The data harvested on the system also allows value-added opportunities, del Missier said, that could help it expand even further geographically.
“You’re walking by a place where you haven’t been much, so you get 5 percent off your next purchase,” he said. “There are all sorts of interesting add-ons that the team has started rolling on. Going into some of these other markets, you have the traditional phone plus credit or debit card underneath and you’re going in against primarily higher cost point of sale payments. They’ve had great success in uptake in Italy and I don’t see that they will have trouble growing their business elsewhere.”
In some ways, Copper Street’s role as a lead investor in the €15 million fundraising round by Satispay in 2018 was not in keeping with its typical investment strategy.
“First off, we aren’t a pure fintech investor,” said del Missier. “Although clearly Satispay is a fintech, we generally don’t go looking for those kinds of businesses.

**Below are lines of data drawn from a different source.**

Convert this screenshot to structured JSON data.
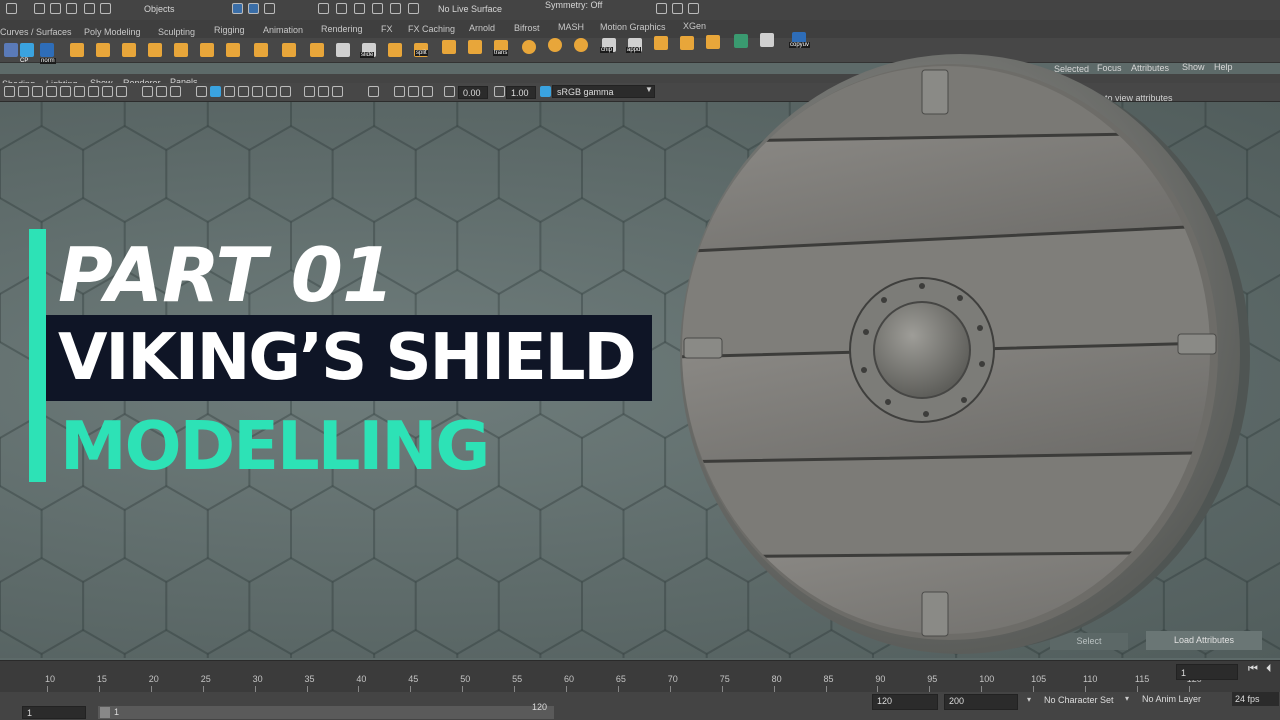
{
  "status_line": {
    "mode_dropdown": "Objects",
    "live_surface": "No Live Surface",
    "symmetry": "Symmetry: Off"
  },
  "shelf_tabs": [
    "Curves / Surfaces",
    "Poly Modeling",
    "Sculpting",
    "Rigging",
    "Animation",
    "Rendering",
    "FX",
    "FX Caching",
    "Arnold",
    "Bifrost",
    "MASH",
    "Motion Graphics",
    "XGen"
  ],
  "shelf_icon_labels": {
    "cp": "CP",
    "norm": "norm",
    "slide": "slide",
    "split": "split",
    "trans": "trans",
    "chip": "chip",
    "appd": "appd",
    "copyuv": "copyuv"
  },
  "panel_menu": [
    "Shading",
    "Lighting",
    "Show",
    "Renderer",
    "Panels"
  ],
  "panel_toolbar": {
    "exposure": "0.00",
    "gamma": "1.00",
    "color_space": "sRGB gamma"
  },
  "attribute_editor": {
    "menu": [
      "Selected",
      "Focus",
      "Attributes",
      "Show",
      "Help"
    ],
    "hint": "to view attributes",
    "select_button": "Select",
    "load_button": "Load Attributes"
  },
  "time_slider": {
    "ticks": [
      "10",
      "15",
      "20",
      "25",
      "30",
      "35",
      "40",
      "45",
      "50",
      "55",
      "60",
      "65",
      "70",
      "75",
      "80",
      "85",
      "90",
      "95",
      "100",
      "105",
      "110",
      "115",
      "120"
    ],
    "current_frame": "1"
  },
  "range_slider": {
    "start": "1",
    "range_start": "1",
    "range_end": "120",
    "anim_end": "120",
    "playback_end": "200",
    "character_set": "No Character Set",
    "anim_layer": "No Anim Layer",
    "fps": "24 fps"
  },
  "overlay": {
    "line1": "PART 01",
    "line2": "VIKING’S SHIELD",
    "line3": "MODELLING"
  },
  "colors": {
    "accent": "#2de2b6",
    "title_bg": "#0f1526",
    "viewport": "#5e6b6a"
  }
}
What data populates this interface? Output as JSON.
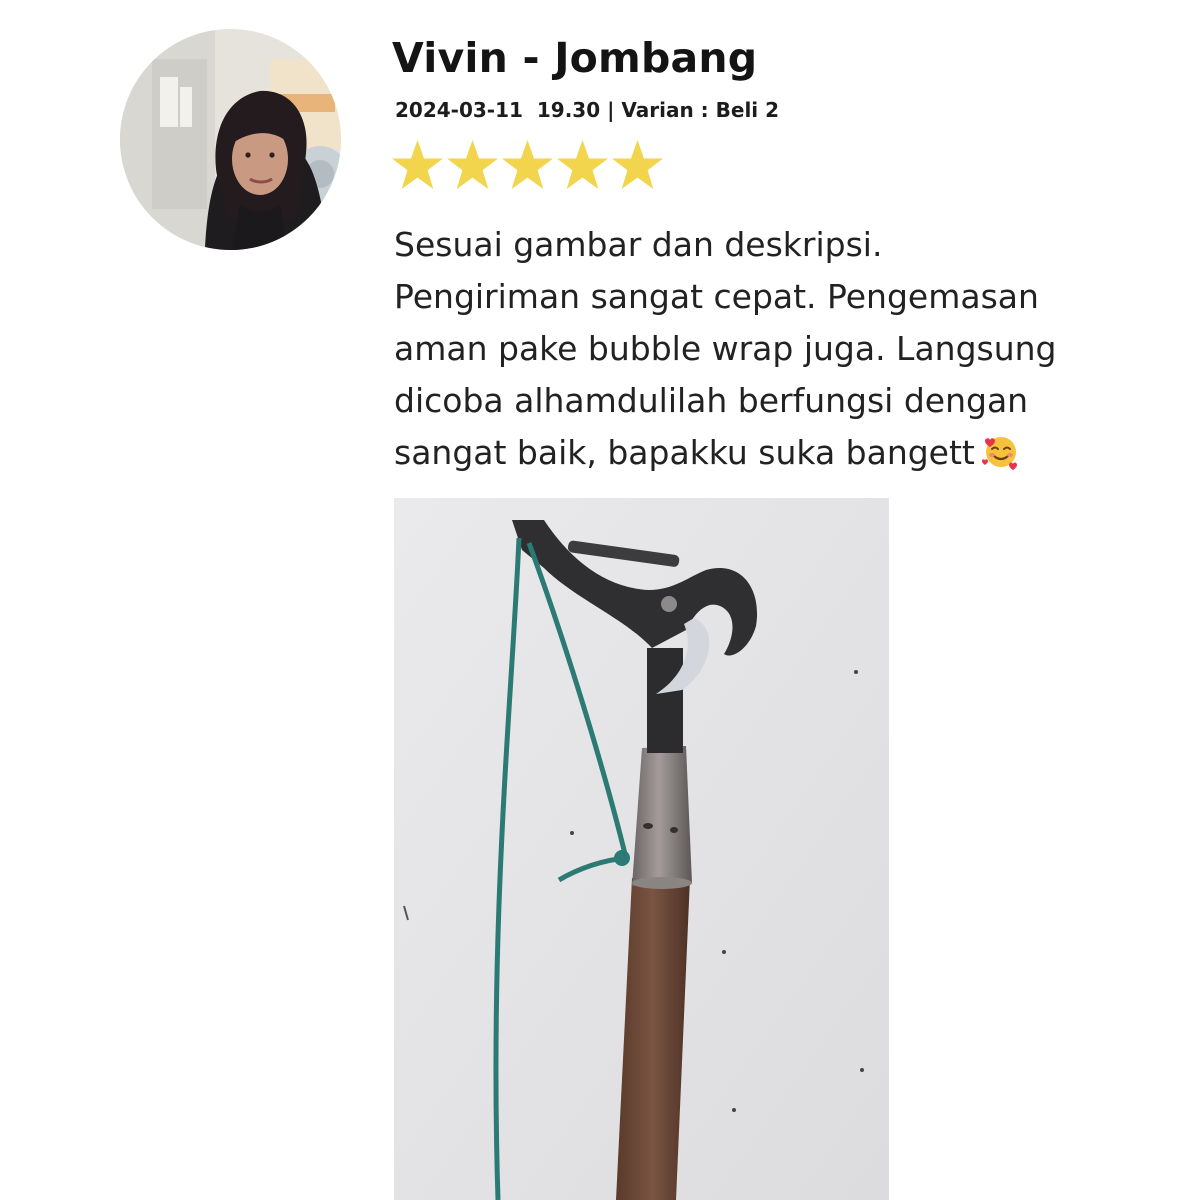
{
  "reviewer": {
    "name": "Vivin - Jombang",
    "avatar_icon": "reviewer-avatar"
  },
  "review_meta": {
    "date": "2024-03-11",
    "time": "19.30",
    "variant_label": "Varian : Beli 2"
  },
  "rating": {
    "value": 5,
    "max": 5,
    "star_color": "#F2D54C"
  },
  "review_text": {
    "line1": "Sesuai gambar dan deskripsi.",
    "line2": "Pengiriman sangat cepat. Pengemasan",
    "line3": "aman pake bubble wrap juga. Langsung",
    "line4": "dicoba alhamdulilah berfungsi dengan",
    "line5": "sangat baik, bapakku suka bangett",
    "emoji_icon": "smiling-face-with-hearts-icon"
  },
  "review_photo": {
    "icon": "pole-pruner-photo"
  }
}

This situation was frankly unique from our perspective.”
London-based Copper Street is a lower mid-market European financial services-focused alternative asset management business founded by del Missier in July 2015. It has a hedge fund that invests in public securities and the private equity side, which has been operating as a fundless sponsor, with a view to building a track record with a handful of deals and exits and then launching a blind pool, del Missier said.
Copper Street “tends to gravitate towards the sub-sectors of specialty finance, asset management and wealth management”, said del Missier. “And then financial services infrastructure – payments and clearing, things like that. We’ve looked at the regulated space as well, and there are a lot of interesting opportunities.”
For the future, del Missier sees more potential action in the payments sector.
“There’s been a lot of deal activity,” he said. “Ultimately, there will be a tremendous amount of consolidation. We’ve already seen a great deal. It wouldn’t surprise me that the trend of consolidation continues and that you have a conglomerate of payment systems that each have particular characteristics that also utilise best in breed technology to transcend markets.
“This sector is nowhere near done in terms of the impact on the financial services industry.”
More broadly for the financial sector, del Missier sees the economy as being in the midst of a cycle change – something that creates opportunities. “It means disruption with businesses that have been predicated on growth through excess leverage who are having the chickens come home to roost with higher rates. The opportunity comes as a result of that disruption and a bit of distress. The next 18 months could be quite interesting.”
In particular, wealth management and speciality finance should be interesting, according to del Missier. Wealth management will benefit from demographics and large savings pools, and Copper Street in mid-October made its own move there by buying a majority stake in Thistle Initiatives Group, a regulatory compliance consultancy that includes wealth managers among its clients.
Speciality finance opportunities could come from credit businesses that are specialised around a certain sector, or companies such as debt collection businesses, he added.
One recent example of such a deal was Pollen Street acquiring a majority stake in PAIR Finance.